|M.Sc Thesis||Department of Physics|
|Supervisors:||Assoc. Prof. Laor Ari|
|Prof. Emeritus Dar Arnon|
Recent observations suggest that blobs of matter are ejected with ultrarelativistic speeds in various astrophysical phenomena such as supernova explosions, quasars and microquasars. In this study we analyze the gravitational radiation emitted when such an ultrarelativistic blob is ejected from a massive object.
We express the gravitational wave by the metric perturbation in the transverse-traceless gauge, and calculate its amplitude and angular dependence. We find that in the ultrarelativistic limit the gravitational wave has a wide angular distribution like 1-cos(Ø). The typical burst’s frequency is Doppler shifted, with the blue-shift factor being strongly beamed in the forward direction. As a consequence, the energy-flux carried by the gravitational radiation is beamed. We compare these results to the electromagnetic and scalar radiation emitted by equivalent sources and find a compact formula for the three cases.

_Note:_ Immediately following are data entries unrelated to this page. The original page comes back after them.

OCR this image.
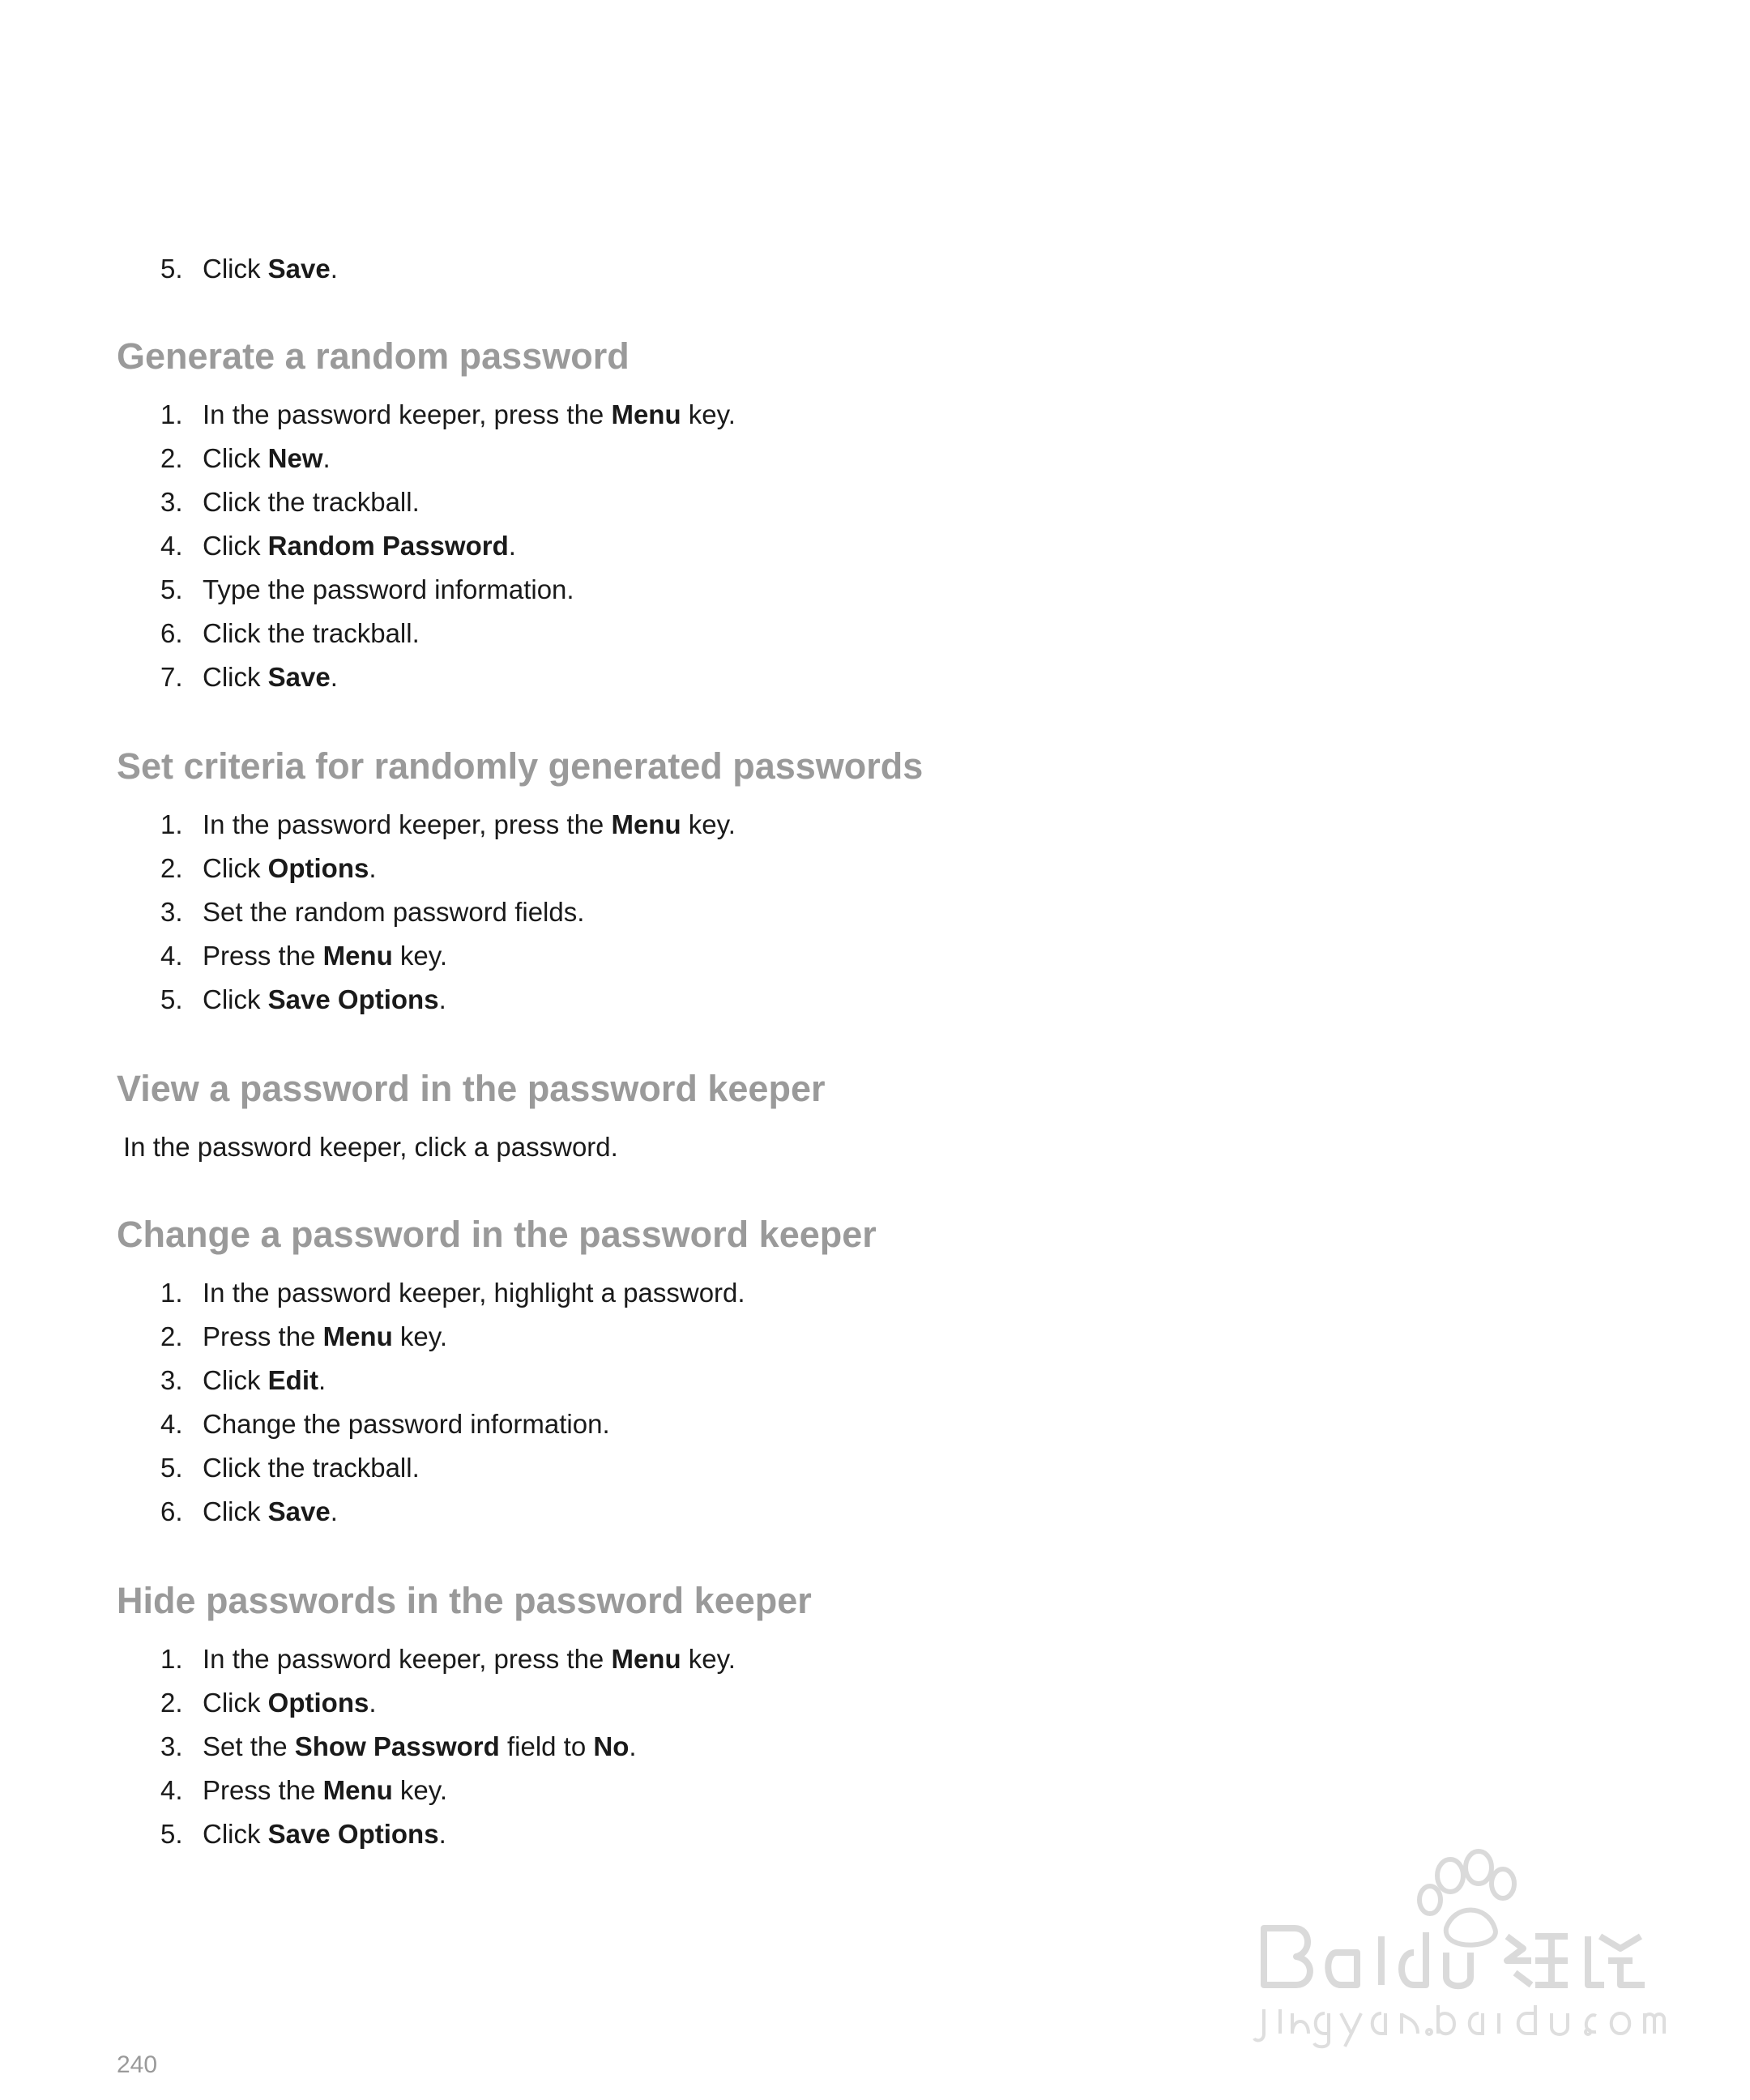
5. Click Save.
Generate a random password
1. In the password keeper, press the Menu key.
2. Click New.
3. Click the trackball.
4. Click Random Password.
5. Type the password information.
6. Click the trackball.
7. Click Save.
Set criteria for randomly generated passwords
1. In the password keeper, press the Menu key.
2. Click Options.
3. Set the random password fields.
4. Press the Menu key.
5. Click Save Options.
View a password in the password keeper
In the password keeper, click a password.
Change a password in the password keeper
1. In the password keeper, highlight a password.
2. Press the Menu key.
3. Click Edit.
4. Change the password information.
5. Click the trackball.
6. Click Save.
Hide passwords in the password keeper
1. In the password keeper, press the Menu key.
2. Click Options.
3. Set the Show Password field to No.
4. Press the Menu key.
5. Click Save Options.
240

In the second part of this research we estimate the anticipated detection rate of such bursts by a gravitational-wave detector, for blobs ejected in supernova explosions. Dar and De Rujula recently proposed that ultrarelativistic blobs ejected from the central core in supernova explosions constitute the source of gamma-ray bursts. Substituting the most likely values of the parameters as suggested by their model, we obtain an estimated detection rate of about 1 per year by the advanced LIGO-II detector.